- Born: Mary Lynn Witherspoon August 14, 1950
- Died: November 14, 2003 (aged 53) Charleston, South Carolina
- Occupation: School teacher
- Years active: 1975–2003

= Murder of Mary Lynn Witherspoon =

Murder victim and educator

Mary Lynn Witherspoon (1950–2003) was a school teacher in Charleston, South Carolina, and died in 2003. Her ex-boyfriend's child, Tennent Brown, had stalked and obsessed over her for 22 years. Brown broke into her home after being released from prison then raped and killed her.

== Early life ==
Mary Lynn was born in 1950, and was one of four daughters to Gamewell and Eleanor. With only 17 months between them, Mary Lynn and her sister, Jackie Olsen, shared a bedroom and spent their childhood side by side. She was a French teacher at Charlestowne Academy. She also taught kids that were staying in the local hospital, MUSC, during the school year.

In 1981, Mary Lynn met Edmonds Tennent Brown III, who was an attorney. After a while, his son, Edmonds Tennent Brown IV (addressed as Brown), began growing obsessive and jealous of Mary Lynn.

== Death ==
On November 14, 2003 in the early morning, after 23 years of stalking, Tennent Brown broke into Mary Lynn's home as she was getting ready to leave for work. He pushed open the door, knocked her on the floor and dragged her upstairs to her bedroom where Tennent raped her, strangled her, and left her in her bathtub where the police later found her.

== Legacy ==

In 2005, South Carolina introduced a law that was named after her, calling it "Mary Lynn's Law." and the Victim Information and Notification Everyday system (V.I.N.E) was said to have failed her, and companies such as those immediately updated their systems, including immediate notification to the victims when prisoners are released.

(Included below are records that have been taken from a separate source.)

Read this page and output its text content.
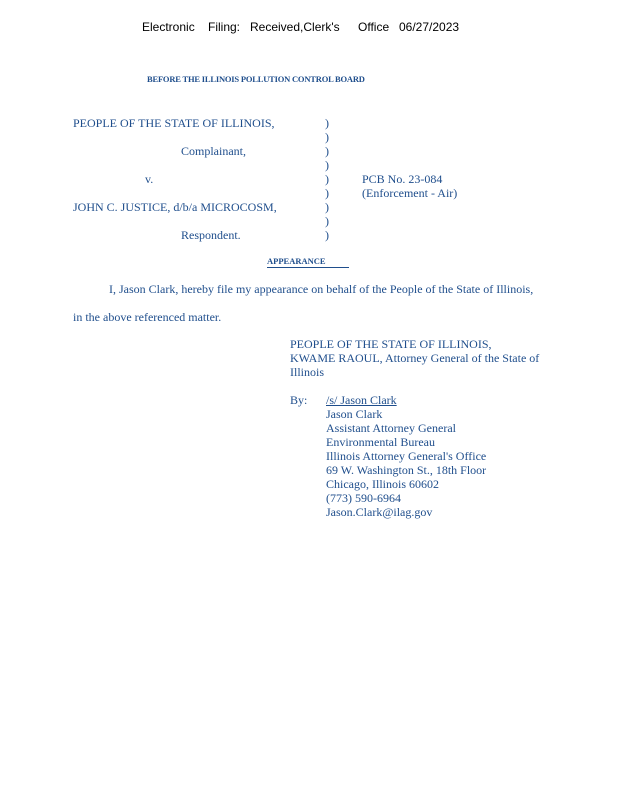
Electronic Filing: Received,Clerk's Office 06/27/2023
BEFORE THE ILLINOIS POLLUTION CONTROL BOARD
PEOPLE OF THE STATE OF ILLINOIS,
Complainant,
v.
JOHN C. JUSTICE, d/b/a MICROCOSM,
Respondent.
)
)
)
)
)
)
)
)
)
PCB No. 23-084
(Enforcement - Air)
APPEARANCE
I, Jason Clark, hereby file my appearance on behalf of the People of the State of Illinois,
in the above referenced matter.
PEOPLE OF THE STATE OF ILLINOIS,
KWAME RAOUL, Attorney General of the State of
Illinois
By: /s/ Jason Clark
Jason Clark
Assistant Attorney General
Environmental Bureau
Illinois Attorney General's Office
69 W. Washington St., 18th Floor
Chicago, Illinois 60602
(773) 590-6964
Jason.Clark@ilag.gov
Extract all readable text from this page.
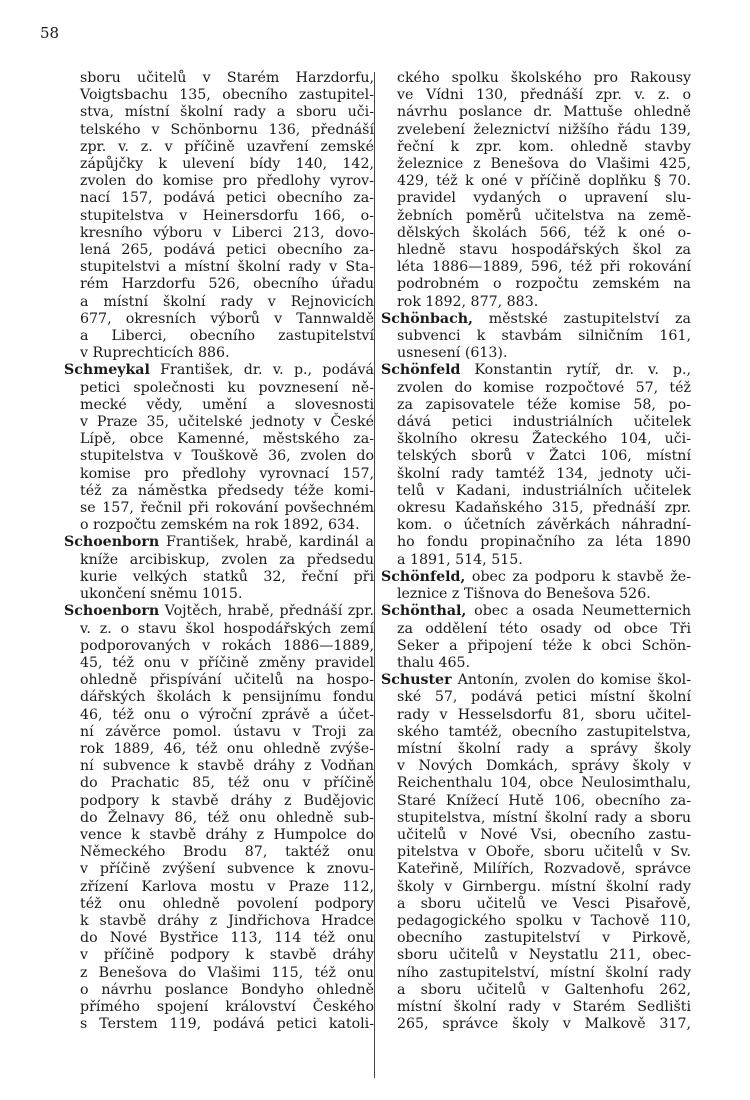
58
sboru učitelů v Starém Harzdorfu,
Voigtsbachu 135, obecního zastupitel-
stva, místní školní rady a sboru uči-
telského v Schönbornu 136, přednáší
zpr. v. z. v příčině uzavření zemské
zápůjčky k ulevení bídy 140, 142,
zvolen do komise pro předlohy vyrov-
nací 157, podává petici obecního za-
stupitelstva v Heinersdorfu 166, o-
kresního výboru v Liberci 213, dovo-
lená 265, podává petici obecního za-
stupitelstvi a místní školní rady v Sta-
rém Harzdorfu 526, obecního úřadu
a místní školní rady v Rejnovicích
677, okresních výborů v Tannwaldě
a Liberci, obecního zastupitelství
v Ruprechticích 886.
Schmeykal František, dr. v. p., podává
petici společnosti ku povznesení ně-
mecké vědy, umění a slovesnosti
v Praze 35, učitelské jednoty v České
Lípě, obce Kamenné, městského za-
stupitelstva v Touškově 36, zvolen do
komise pro předlohy vyrovnací 157,
též za náměstka předsedy téže komi-
se 157, řečnil při rokování povšechném
o rozpočtu zemském na rok 1892, 634.
Schoenborn František, hrabě, kardinál a
kníže arcibiskup, zvolen za předsedu
kurie velkých statků 32, řeční při
ukončení sněmu 1015.
Schoenborn Vojtěch, hrabě, přednáší zpr.
v. z. o stavu škol hospodářských zemí
podporovaných v rokách 1886—1889,
45, též onu v příčině změny pravidel
ohledně přispívání učitelů na hospo-
dářských školách k pensijnímu fondu
46, též onu o výroční zprávě a účet-
ní závěrce pomol. ústavu v Troji za
rok 1889, 46, též onu ohledně zvýše-
ní subvence k stavbě dráhy z Vodňan
do Prachatic 85, též onu v příčině
podpory k stavbě dráhy z Budějovic
do Želnavy 86, též onu ohledně sub-
vence k stavbě dráhy z Humpolce do
Německého Brodu 87, taktéž onu
v příčině zvýšení subvence k znovu-
zřízení Karlova mostu v Praze 112,
též onu ohledně povolení podpory
k stavbě dráhy z Jindřichova Hradce
do Nové Bystřice 113, 114 též onu
v příčině podpory k stavbě dráhy
z Benešova do Vlašimi 115, též onu
o návrhu poslance Bondyho ohledně
přímého spojení království Českého
s Terstem 119, podává petici katoli-
ckého spolku školského pro Rakousy
ve Vídni 130, přednáší zpr. v. z. o
návrhu poslance dr. Mattuše ohledně
zvelebení železnictví nižšího řádu 139,
řeční k zpr. kom. ohledně stavby
železnice z Benešova do Vlašimi 425,
429, též k oné v příčině doplňku § 70.
pravidel vydaných o upravení slu-
žebních poměrů učitelstva na země-
dělských školách 566, též k oné o-
hledně stavu hospodářských škol za
léta 1886—1889, 596, též při rokování
podrobném o rozpočtu zemském na
rok 1892, 877, 883.
Schönbach, městské zastupitelství za
subvenci k stavbám silničním 161,
usnesení (613).
Schönfeld Konstantin rytíř, dr. v. p.,
zvolen do komise rozpočtové 57, též
za zapisovatele téže komise 58, po-
dává petici industriálních učitelek
školního okresu Žateckého 104, uči-
telských sborů v Žatci 106, místní
školní rady tamtéž 134, jednoty uči-
telů v Kadani, industriálních učitelek
okresu Kadaňského 315, přednáší zpr.
kom. o účetních závěrkách náhradní-
ho fondu propinačního za léta 1890
a 1891, 514, 515.
Schönfeld, obec za podporu k stavbě že-
leznice z Tišnova do Benešova 526.
Schönthal, obec a osada Neumetternich
za oddělení této osady od obce Tři
Seker a připojení téže k obci Schön-
thalu 465.
Schuster Antonín, zvolen do komise škol-
ské 57, podává petici místní školní
rady v Hesselsdorfu 81, sboru učitel-
ského tamtéž, obecního zastupitelstva,
místní školní rady a správy školy
v Nových Domkách, správy školy v
Reichenthalu 104, obce Neulosimthalu,
Staré Knížecí Hutě 106, obecního za-
stupitelstva, místní školní rady a sboru
učitelů v Nové Vsi, obecního zastu-
pitelstva v Oboře, sboru učitelů v Sv.
Kateřině, Milířích, Rozvadově, správce
školy v Girnbergu. místní školní rady
a sboru učitelů ve Vesci Pisařově,
pedagogického spolku v Tachově 110,
obecního zastupitelství v Pirkově,
sboru učitelů v Neystatlu 211, obec-
ního zastupitelství, místní školní rady
a sboru učitelů v Galtenhofu 262,
místní školní rady v Starém Sedlišti
265, správce školy v Malkově 317,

On April 14, 2013, The Crime and Investigation Network's Look Who's Stalking program televised an episode that documented Mary Lynn's story.
On April 12, 2016, Discovery ID's Obsession: Dark Desires aired an episode based on the tragic story of Mary Lynn. Mary Lynn was "interviewed" but later revealed to be an actress that was interviewed. It ended with a short monologue (speech) given by her sister of the days, weeks, months, after Mary Lynn's death.